Separation processes comprise a large portion of the activity in the chemical and petrochemical industries. For the chemical, petroleum refining, and materials processing industries as a group, separation processes are considered to be critical. Almost all the applications of chemical industries involves mixtures, so innovation in separation technology not only enhances productivity and global competitiveness of U.S. industries, but is also critical for achieving the industrial energy and waste reduction goals. Traditionally, air separation to produce nitrogen and oxygen and to separate nitrogen from methane was practiced by cryogenic distillation, which involved expensive high pressure units and large requirement of energy.

The separation of nitrogen from methane is becoming increasingly important for upgrading LGF (Landfill gas), coal gas, and natural gas. Natural gases contain significant amounts of nitrogen. From the environmental perspective, Methane is the most important non-CO2 greenhouse gas responsible for global warming with more than 10 % of total greenhouse gas emissions. Adsorption separation techniques are used widely among other separation processes as they tend to utilize fewer resources and are highly energy efficient. By considering the advantages of adsorption processes over other separation processes, it is of great interest to characterize the adsorption properties of microporous and nanoporous solid materials for their potential use as an alternative to the conventional catalytic separation process, and storage applications. Despite the advantages of using adsorption for methane upgrading, methane-nitrogen separation has been found particularly difficult because of the lack of satisfactory adsorbent. The equilibrium selectivity favors methane over nitrogen (or high methane/nitrogen selectivity) for all known adsorbents. Therefore, it is one of the objective of this study to check the potential application of silicalite adsorbent in natural gas upgrading.

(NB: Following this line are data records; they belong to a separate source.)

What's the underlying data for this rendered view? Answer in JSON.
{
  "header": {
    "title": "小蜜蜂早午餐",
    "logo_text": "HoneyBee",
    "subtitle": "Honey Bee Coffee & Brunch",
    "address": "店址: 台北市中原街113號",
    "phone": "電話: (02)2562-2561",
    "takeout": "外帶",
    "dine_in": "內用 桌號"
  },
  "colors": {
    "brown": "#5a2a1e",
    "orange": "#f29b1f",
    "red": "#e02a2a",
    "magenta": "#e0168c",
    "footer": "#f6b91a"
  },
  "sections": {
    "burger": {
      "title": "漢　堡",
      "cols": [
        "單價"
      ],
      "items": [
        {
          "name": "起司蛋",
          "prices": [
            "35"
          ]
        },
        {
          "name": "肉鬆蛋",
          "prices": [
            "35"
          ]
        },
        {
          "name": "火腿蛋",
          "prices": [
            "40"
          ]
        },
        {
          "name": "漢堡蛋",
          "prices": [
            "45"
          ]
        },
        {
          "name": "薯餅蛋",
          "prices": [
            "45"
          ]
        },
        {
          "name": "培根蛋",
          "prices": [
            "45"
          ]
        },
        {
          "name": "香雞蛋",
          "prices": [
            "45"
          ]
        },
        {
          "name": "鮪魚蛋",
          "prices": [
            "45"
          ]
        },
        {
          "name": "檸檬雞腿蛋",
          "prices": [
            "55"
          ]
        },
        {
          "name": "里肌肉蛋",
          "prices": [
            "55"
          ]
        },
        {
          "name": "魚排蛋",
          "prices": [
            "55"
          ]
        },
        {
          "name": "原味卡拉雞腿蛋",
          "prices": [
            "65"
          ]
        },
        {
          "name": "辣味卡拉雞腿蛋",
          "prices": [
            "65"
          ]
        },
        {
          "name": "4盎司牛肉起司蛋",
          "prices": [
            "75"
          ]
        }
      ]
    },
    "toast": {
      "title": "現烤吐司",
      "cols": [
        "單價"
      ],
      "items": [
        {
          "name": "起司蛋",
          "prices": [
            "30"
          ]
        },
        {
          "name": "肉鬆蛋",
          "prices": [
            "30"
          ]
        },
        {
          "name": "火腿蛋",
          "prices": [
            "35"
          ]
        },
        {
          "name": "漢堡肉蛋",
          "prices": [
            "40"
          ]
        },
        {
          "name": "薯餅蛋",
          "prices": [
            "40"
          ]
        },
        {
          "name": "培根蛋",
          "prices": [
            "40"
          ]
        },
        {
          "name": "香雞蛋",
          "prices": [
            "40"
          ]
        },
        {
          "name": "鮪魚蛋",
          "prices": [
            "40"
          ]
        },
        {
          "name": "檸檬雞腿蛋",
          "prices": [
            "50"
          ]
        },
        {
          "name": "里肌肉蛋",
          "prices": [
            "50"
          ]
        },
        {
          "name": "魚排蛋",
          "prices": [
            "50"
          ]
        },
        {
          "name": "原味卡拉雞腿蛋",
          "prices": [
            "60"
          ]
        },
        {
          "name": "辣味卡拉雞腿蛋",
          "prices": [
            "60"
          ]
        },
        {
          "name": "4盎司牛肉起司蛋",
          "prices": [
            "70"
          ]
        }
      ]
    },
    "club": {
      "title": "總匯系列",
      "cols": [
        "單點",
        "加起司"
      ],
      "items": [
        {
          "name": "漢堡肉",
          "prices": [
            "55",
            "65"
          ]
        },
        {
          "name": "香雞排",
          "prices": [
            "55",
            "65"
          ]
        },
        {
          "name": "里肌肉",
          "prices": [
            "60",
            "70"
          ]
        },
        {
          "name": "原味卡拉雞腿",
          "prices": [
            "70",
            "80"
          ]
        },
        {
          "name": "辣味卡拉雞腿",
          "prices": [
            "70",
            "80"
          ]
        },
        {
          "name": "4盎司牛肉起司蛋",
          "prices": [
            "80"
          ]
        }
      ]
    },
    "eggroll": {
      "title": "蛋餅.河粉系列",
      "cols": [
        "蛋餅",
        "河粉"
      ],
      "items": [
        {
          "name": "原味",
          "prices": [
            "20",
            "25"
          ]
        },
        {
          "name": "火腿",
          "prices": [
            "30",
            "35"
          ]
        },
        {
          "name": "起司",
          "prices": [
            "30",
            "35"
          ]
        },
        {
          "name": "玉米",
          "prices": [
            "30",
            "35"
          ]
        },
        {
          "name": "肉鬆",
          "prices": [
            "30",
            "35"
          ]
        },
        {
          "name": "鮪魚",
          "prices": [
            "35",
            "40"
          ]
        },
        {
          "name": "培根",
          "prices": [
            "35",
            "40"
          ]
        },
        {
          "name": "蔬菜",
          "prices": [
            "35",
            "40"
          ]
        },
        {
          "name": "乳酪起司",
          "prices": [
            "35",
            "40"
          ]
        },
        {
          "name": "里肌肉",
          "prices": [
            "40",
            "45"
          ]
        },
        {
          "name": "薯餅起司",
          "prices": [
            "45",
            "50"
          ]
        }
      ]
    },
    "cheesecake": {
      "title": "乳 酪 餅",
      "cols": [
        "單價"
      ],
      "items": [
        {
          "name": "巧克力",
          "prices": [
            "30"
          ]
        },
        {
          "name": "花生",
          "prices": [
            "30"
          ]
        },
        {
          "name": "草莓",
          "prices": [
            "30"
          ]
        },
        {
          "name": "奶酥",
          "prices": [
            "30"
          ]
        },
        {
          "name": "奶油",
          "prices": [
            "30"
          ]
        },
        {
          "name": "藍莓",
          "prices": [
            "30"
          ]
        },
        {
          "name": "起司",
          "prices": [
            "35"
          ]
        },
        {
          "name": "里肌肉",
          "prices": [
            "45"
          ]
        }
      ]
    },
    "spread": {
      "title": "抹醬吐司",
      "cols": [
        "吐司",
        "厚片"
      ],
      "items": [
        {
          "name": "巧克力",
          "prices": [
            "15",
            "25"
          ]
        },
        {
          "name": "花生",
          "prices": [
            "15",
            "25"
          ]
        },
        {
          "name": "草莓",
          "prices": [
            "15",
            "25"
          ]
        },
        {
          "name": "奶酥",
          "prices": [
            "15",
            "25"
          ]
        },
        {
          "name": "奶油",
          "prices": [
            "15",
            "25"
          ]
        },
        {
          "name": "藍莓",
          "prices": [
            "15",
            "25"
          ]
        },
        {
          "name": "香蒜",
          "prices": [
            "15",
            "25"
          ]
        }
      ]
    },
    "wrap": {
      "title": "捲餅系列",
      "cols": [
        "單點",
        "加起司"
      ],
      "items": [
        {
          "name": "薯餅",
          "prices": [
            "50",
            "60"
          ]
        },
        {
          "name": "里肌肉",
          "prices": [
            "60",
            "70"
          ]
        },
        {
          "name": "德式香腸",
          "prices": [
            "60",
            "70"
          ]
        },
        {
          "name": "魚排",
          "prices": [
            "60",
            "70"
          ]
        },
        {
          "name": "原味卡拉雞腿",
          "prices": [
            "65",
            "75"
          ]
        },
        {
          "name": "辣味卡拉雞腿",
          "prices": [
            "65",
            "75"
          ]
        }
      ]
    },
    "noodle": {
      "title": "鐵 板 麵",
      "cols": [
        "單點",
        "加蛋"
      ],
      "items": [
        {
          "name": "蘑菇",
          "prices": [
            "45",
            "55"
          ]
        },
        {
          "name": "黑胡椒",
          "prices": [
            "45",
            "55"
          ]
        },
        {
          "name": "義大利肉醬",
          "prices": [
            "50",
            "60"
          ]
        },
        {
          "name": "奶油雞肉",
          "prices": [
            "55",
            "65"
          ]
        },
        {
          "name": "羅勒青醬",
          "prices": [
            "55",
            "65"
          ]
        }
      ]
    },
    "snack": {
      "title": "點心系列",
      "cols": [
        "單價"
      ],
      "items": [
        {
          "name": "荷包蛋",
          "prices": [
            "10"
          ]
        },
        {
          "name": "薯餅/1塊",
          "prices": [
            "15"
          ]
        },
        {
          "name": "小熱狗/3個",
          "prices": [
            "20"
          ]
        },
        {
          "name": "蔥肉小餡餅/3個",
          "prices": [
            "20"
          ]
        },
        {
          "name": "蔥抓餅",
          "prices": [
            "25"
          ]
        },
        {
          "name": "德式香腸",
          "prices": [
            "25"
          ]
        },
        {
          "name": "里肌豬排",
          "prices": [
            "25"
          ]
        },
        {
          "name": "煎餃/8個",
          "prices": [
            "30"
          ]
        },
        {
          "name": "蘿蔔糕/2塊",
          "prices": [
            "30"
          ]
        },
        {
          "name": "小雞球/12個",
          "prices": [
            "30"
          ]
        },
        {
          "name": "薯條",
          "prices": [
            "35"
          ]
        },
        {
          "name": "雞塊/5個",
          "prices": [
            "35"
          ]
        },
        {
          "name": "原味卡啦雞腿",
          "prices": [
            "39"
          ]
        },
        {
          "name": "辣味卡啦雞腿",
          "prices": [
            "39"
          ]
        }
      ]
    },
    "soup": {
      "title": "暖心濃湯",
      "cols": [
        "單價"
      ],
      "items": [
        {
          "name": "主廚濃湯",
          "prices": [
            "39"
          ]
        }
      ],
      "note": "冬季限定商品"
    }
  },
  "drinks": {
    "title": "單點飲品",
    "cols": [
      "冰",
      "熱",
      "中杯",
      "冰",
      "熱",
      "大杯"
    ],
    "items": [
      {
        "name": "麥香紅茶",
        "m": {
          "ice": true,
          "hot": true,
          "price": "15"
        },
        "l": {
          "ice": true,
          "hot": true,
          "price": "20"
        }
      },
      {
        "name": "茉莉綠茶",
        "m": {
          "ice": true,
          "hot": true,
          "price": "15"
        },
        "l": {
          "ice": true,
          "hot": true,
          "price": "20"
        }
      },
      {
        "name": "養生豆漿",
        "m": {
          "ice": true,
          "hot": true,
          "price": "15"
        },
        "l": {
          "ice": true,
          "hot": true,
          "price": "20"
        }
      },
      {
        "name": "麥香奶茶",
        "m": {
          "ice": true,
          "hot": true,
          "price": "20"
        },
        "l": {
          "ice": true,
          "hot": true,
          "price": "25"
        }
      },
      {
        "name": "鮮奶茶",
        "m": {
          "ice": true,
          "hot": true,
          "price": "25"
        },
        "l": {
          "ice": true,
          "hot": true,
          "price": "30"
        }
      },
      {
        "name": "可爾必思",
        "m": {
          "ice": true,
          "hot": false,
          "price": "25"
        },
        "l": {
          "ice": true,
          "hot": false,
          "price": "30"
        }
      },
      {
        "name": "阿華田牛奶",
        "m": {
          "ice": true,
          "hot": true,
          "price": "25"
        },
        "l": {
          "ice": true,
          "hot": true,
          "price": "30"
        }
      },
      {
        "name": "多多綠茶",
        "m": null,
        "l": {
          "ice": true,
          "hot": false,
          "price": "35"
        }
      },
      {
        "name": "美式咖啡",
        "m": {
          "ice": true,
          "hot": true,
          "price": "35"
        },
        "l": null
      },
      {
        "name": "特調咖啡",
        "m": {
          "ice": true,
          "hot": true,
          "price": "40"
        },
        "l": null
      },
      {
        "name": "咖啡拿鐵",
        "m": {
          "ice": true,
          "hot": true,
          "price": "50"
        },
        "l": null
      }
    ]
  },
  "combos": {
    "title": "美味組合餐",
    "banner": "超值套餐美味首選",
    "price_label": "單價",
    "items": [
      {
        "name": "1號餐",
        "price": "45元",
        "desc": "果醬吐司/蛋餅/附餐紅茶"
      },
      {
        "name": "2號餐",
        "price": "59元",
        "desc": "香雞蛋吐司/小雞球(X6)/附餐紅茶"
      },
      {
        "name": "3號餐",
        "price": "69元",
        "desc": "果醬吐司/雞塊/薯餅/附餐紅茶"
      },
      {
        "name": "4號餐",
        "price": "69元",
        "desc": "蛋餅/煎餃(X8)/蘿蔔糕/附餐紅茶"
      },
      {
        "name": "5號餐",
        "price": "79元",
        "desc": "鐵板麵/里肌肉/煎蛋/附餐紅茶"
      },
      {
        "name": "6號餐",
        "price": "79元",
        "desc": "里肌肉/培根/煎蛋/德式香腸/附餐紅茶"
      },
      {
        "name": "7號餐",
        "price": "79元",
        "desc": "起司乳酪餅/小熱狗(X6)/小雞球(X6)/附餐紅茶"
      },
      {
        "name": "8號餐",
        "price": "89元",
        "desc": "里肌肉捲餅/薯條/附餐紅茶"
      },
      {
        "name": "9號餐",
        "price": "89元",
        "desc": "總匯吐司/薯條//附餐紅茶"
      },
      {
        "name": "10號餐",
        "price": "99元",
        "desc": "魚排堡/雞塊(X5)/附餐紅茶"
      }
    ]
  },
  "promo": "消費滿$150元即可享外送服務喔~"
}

Plenty of data is available in the literature for pure component but not for the binary mixtures as it is very time consuming and involves tedious calculations for quantifying binary adsorption measurement. According to some statistics, there are more models to predict multicomponent adsorption than accurate data to test them. So the effort made here was to complete measurements of the binary adsorption isotherms, compare those with Ideal Adsorbed Solution Theory (IAST) predictions and the experimental data available in the literature.

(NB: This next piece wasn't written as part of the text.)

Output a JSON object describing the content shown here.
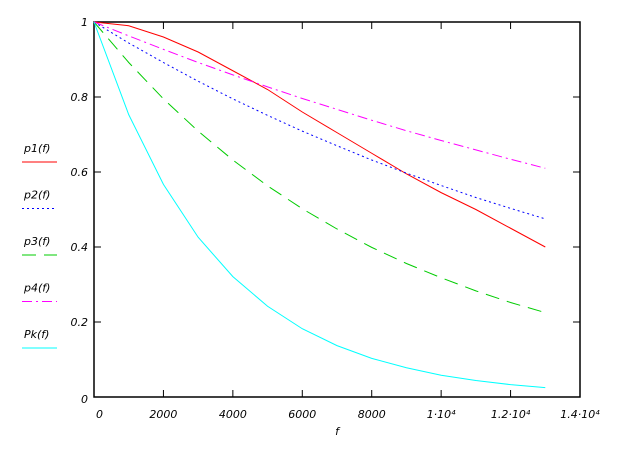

This study reviews one of the most commonly used technique (i.e. volumetric measurement) for pure and binary adsorption isotherm measurement for methane and nitrogen on silicalite adsorbent. This method involves measuring the pressure change in a known volume of gas subjected to adsorption. As the gas is adsorbed and allowed to reach equilibrium, the measured decrease in the system pressure yields the amount of gas adsorbed under the given conditions. Pure adsorption equilibria for the gases listed above was measured at three different temperatures (283.15 K, 308.15 K and 338.15 K). The virial equation of state was used to correlate the experimental data, to calculate the Henry’s law constants and the heats of adsorption at zero loading. Ideal separation factor (selectivity) was obtained from the experimental pure adsorption isotherms by using the virial isotherm model. Binary adsorption behavior for methane and nitrogen mixture, covering the whole concentration range at 308.15 °K and at 504 kPa was determined experimentally. The corresponding x-y diagrams and selectivity were obtained from these data. The experimental results were compared with the results predicted from a mixture adsorption model, IAST. It was found that IAST successfully predicted the total amount adsorbed throughout the concentration range. There is a considerable deviation in selectivity as well as partial amount adsorbed for both the species at higher pressure. The reason is attributable to the fact that selectivity is much more sensitive to uncertainties in the measurement.